30Nachdem der Antragsteller sich zwischenzeitlich aufgrund des soeben bezeichneten Beschlusses des Amtsgerichts C. vom 25. Juni 2018 unter Anordnung der sofortigen Wirksamkeit dieser Entscheidung seit demselben Tag in Abschiebungshaft befindet, bedarf die Abschiebungsandrohung nach § 59 Abs. 5 Satz 1 i. V. m. § 58 Abs. 3 Nr. 1 AufenthG im Übrigen keiner Fristsetzung (mehr).
31Im vorliegenden Verfahren ist auch nicht erkennbar, dass die Abschiebungsandrohung hinsichtlich der Bezeichnung von Tunesien als Zielstaat der Abschiebung nach § 59 Abs. 3 AufenthG rechtswidrig ist.

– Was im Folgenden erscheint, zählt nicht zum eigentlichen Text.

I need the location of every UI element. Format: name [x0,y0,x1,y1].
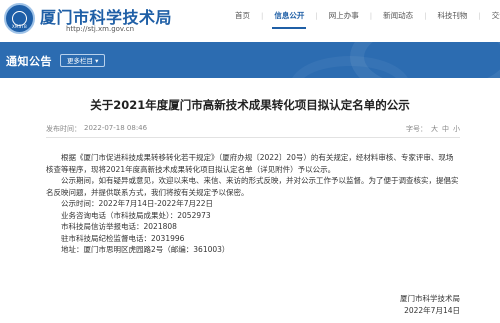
site-logo[interactable]: XMSTB [4,3,35,34]
body-paragraph: 公示期间，如有疑异或意见，欢迎以来电、来信、来访的形式反映，并对公示工作予以监督… [46,176,459,197]
article-meta: 发布时间： 2022-07-18 08:46 字号： 大 中 小 [46,122,460,138]
nav-item-online-services[interactable]: 网上办事 [318,0,370,32]
font-size-small-button[interactable]: 小 [453,124,460,134]
publish-date-label: 发布时间： [46,125,81,133]
font-size-medium-button[interactable]: 中 [442,124,449,134]
nav-item-publications[interactable]: 科技刊物 [426,0,478,32]
font-size-large-button[interactable]: 大 [431,124,438,134]
signature-block: 厦门市科学技术局 2022年7月14日 [400,293,460,317]
site-url: http://stj.xm.gov.cn [66,25,135,33]
logo-text: XMSTB [12,24,27,29]
nav-item-info-disclosure[interactable]: 信息公开 [263,0,315,32]
font-size-label: 字号： [406,125,427,133]
more-columns-button[interactable]: 更多栏目 ▾ [60,54,106,67]
section-title: 通知公告 [6,55,52,68]
nav-item-news[interactable]: 新闻动态 [372,0,424,32]
signature-org: 厦门市科学技术局 [400,294,460,303]
signature-date: 2022年7月14日 [404,306,460,315]
address: 地址：厦门市思明区虎园路2号（邮编：361003） [61,245,230,254]
article-title: 关于2021年度厦门市高新技术成果转化项目拟认定名单的公示 [90,98,410,112]
section-banner: 通知公告 更多栏目 ▾ [0,42,500,78]
notice-period: 公示时间：2022年7月14日-2022年7月22日 [61,199,214,208]
supervision-phone: 驻市科技局纪检监督电话：2031996 [61,233,185,243]
article-body: 根据《厦门市促进科技成果转移转化若干规定》（厦府办规〔2022〕20号）的有关规… [46,152,460,256]
publish-date: 2022-07-18 08:46 [84,124,148,132]
body-paragraph: 根据《厦门市促进科技成果转移转化若干规定》（厦府办规〔2022〕20号）的有关规… [46,153,454,174]
font-size-switcher: 字号： 大 中 小 [406,124,460,134]
main-nav: 首页 | 信息公开 | 网上办事 | 新闻动态 | 科技刊物 | 交流互动 [224,0,500,32]
consult-phone: 业务咨询电话（市科技局成果处）：2052973 [61,210,211,220]
nav-item-interaction[interactable]: 交流互动 [481,0,500,32]
nav-item-home[interactable]: 首页 [224,0,261,32]
report-phone: 市科技局信访举报电话：2021808 [61,222,177,231]
site-header: XMSTB 厦门市科学技术局 http://stj.xm.gov.cn 首页 |… [0,0,500,38]
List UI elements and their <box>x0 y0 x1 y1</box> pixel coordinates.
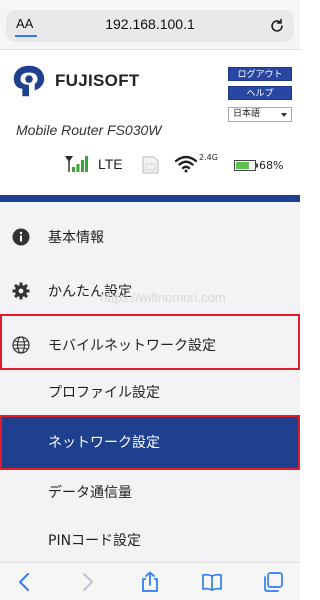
submenu-item-label: PINコード設定 <box>48 533 142 549</box>
forward-icon[interactable] <box>76 571 98 593</box>
status-row: LTE 2.4G 68% <box>0 153 300 179</box>
settings-menu: 基本情報 かんたん設定 モバイルネットワーク設定 プロファイル設定 ネットワーク… <box>0 202 300 562</box>
submenu-item-data-usage[interactable]: データ通信量 <box>0 466 300 520</box>
browser-toolbar <box>0 562 300 600</box>
tabs-icon[interactable] <box>262 571 284 593</box>
bookmarks-icon[interactable] <box>201 571 223 593</box>
browser-address-bar: AA 192.168.100.1 <box>0 0 300 50</box>
gear-icon <box>12 282 30 300</box>
logo-text: FUJISOFT <box>55 71 140 90</box>
router-header: FUJISOFT ログアウト ヘルプ 日本語 Mobile Router FS0… <box>0 50 300 195</box>
info-icon <box>12 228 30 246</box>
battery-icon <box>234 160 258 171</box>
signal-strength-icon <box>65 156 88 172</box>
fujisoft-logo-icon <box>13 65 45 97</box>
url-field[interactable]: AA 192.168.100.1 <box>6 10 294 42</box>
chevron-down-icon <box>281 113 287 117</box>
highlight-box-network-settings <box>0 415 300 470</box>
language-value: 日本語 <box>233 109 261 119</box>
back-icon[interactable] <box>14 571 36 593</box>
url-text[interactable]: 192.168.100.1 <box>6 16 294 32</box>
help-button[interactable]: ヘルプ <box>228 86 292 100</box>
sim-card-icon <box>142 156 159 174</box>
logout-button[interactable]: ログアウト <box>228 67 292 81</box>
menu-item-basic-info[interactable]: 基本情報 <box>0 210 300 264</box>
network-type: LTE <box>98 156 123 172</box>
submenu-item-label: プロファイル設定 <box>48 385 160 401</box>
wifi-icon <box>175 155 197 173</box>
reload-icon[interactable] <box>268 17 286 35</box>
submenu-item-profile[interactable]: プロファイル設定 <box>0 366 300 420</box>
menu-item-label: 基本情報 <box>48 230 104 246</box>
submenu-item-label: データ通信量 <box>48 485 132 501</box>
wifi-band: 2.4G <box>199 153 218 162</box>
header-divider <box>0 195 300 202</box>
watermark-text: https://wifinomori.com <box>100 290 226 305</box>
model-name: Mobile Router FS030W <box>16 122 162 138</box>
share-icon[interactable] <box>139 571 161 593</box>
text-size-indicator <box>15 35 37 37</box>
battery-percent: 68% <box>259 159 284 172</box>
language-select[interactable]: 日本語 <box>228 107 292 122</box>
highlight-box-mobile-network <box>0 314 300 370</box>
submenu-item-pin[interactable]: PINコード設定 <box>0 514 300 568</box>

Dies wäre allenfalls anzunehmen bei einer Androhung auf Vorrat, die den vom Gesetzgeber verfolgten Ermächtigungszweck ausnahmsweise verfehlt, wenn zweifelsfrei feststeht, dass eine zwangsweise Abschiebung und eine freiwillige Rückkehr in den genannten Zielstaat praktisch auf unabsehbare Zeit unmöglich erscheinen.
32Vgl. zu den Maßstäben im Einzelnen: BVerwG, Urteil vom 10. Juli 2003 - 1 C 21.02 -, BVerwGE 118, 308-313 = juris Rn. 13; Beschluss vom 1. September 1998 - 1 B 41.98 - Buchholz 402.240 § 50 AuslG Nr. 4) = juris Rn. 25.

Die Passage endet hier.